Presenting their firsthand experience with the AI-powered data analytics platform Doowii as a case study, officials from Florida Virtual School told attendees at the Future of Education Technology Conference on Monday that focus on the end-user experience is paramount at every step.
Melody Deetz, senior director of learning systems engineering at Florida Virtual School, said meeting users where they are makes the difference between giving teachers a new tool and a new chore.
“Data ends up being very, very important for teachers if they can ask for it in a way that makes sense to them, in their workflow, and they can get it easily and in real time,” she said.
Doowii brands itself as a conversational analytics tool which, once integrated with a learning management system, invites users to ask questions in their own words that might be answered by data, like, “What are the bottom 10 performing standards in geometry?” or “What’s the activity count for online students at each hour of the day?” After asking clarifying questions, the tool then generates a graph with a written summary, methodology, assumptions and interpretations.
Doowii’s founder and Head of Customer Experience Matthew Young broke down the company’s collaborative process with districts into four steps, starting with organizational readiness, which he said depends upon leaders with a vision who encourage curiosity and experimentation.
Martin Kelly, senior director of curriculum development at Florida Virtual School, said the next step — defining goals — is about identifying clear, quick wins that could demonstrate the value of the project.
Step three, Deetz explained, is creating a data inventory.
“We needed to make sure we were all speaking the same language, and we had a shared understanding of what data we were going to provide to Doowii,” she said. “So for example, enrollment means one thing in the full-time program, and it might mean something different in one of the franchises, so [it was about] identifying what were the outcomes that we wanted to provide to teachers, and what is the data that would support those outcomes?”
Young said once IT staff and district leaders have done all this — shared a vision, set up change management processes, established goals and completed data inventories — they’re probably ready to move into the execution stage.
“From what I’ve seen, a lot of teams typically want to move into this really quickly, without building the proper momentum and the proper foundation to have a successful execution and implementation,” he said.
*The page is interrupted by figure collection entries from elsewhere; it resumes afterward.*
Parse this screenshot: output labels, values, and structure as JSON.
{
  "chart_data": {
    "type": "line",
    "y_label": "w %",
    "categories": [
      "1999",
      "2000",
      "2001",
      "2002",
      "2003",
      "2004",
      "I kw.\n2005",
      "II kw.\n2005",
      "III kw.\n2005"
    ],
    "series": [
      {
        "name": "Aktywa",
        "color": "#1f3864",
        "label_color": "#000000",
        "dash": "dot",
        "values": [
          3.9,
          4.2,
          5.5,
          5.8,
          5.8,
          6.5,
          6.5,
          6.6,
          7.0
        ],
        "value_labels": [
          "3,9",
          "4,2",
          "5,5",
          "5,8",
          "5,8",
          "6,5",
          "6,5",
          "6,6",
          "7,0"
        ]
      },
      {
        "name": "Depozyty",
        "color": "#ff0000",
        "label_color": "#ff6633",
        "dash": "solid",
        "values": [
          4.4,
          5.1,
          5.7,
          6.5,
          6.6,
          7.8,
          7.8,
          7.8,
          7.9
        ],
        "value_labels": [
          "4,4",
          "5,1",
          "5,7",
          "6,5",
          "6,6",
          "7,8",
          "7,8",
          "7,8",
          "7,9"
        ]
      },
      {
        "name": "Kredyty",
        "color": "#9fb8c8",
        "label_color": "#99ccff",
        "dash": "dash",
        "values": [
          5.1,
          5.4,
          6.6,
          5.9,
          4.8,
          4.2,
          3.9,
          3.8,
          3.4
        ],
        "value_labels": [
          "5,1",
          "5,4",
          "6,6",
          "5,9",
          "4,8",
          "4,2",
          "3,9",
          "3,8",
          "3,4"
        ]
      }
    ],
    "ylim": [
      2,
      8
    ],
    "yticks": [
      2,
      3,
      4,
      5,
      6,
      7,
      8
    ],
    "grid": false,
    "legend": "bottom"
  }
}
It’s been less than a year since Florida Virtual School moved into that phase, and Young said his experience with it and other districts has clarified some lessons. One is that everyone’s data is likely to have issues, whether it be system incompatibilities, inconsistent IDs across platforms, missing or incomplete or duplicate records, old data that doesn’t match modern structure, or practice data mixed with real data. Another is that teachers and staff may need more support and training than anticipated, whether for navigating the platform, AI literacy, prompt engineering, or interpreting and using the data.
Perhaps most importantly, though, is that the system must be designed for the experience of users.
“I think one of the things we learned was, Doowii wasn’t in the right spot. We had the data, we were able to respond to their questions, but it required them to jump into a completely different system that they weren’t used to,” Young said. “Our lesson was, bring the solution all the way to them and insert it into their workflow.”
Kelly translated the lesson as: Spend time with your users.
“Spend time with your teachers. Spend time with your student success teams or professional development teams, whoever might be your end user for your big project,” he said. “Spend time with them and understand what they’re struggling with, what they care about, what success looks like for them, and then move forward with your planning and into your execution.”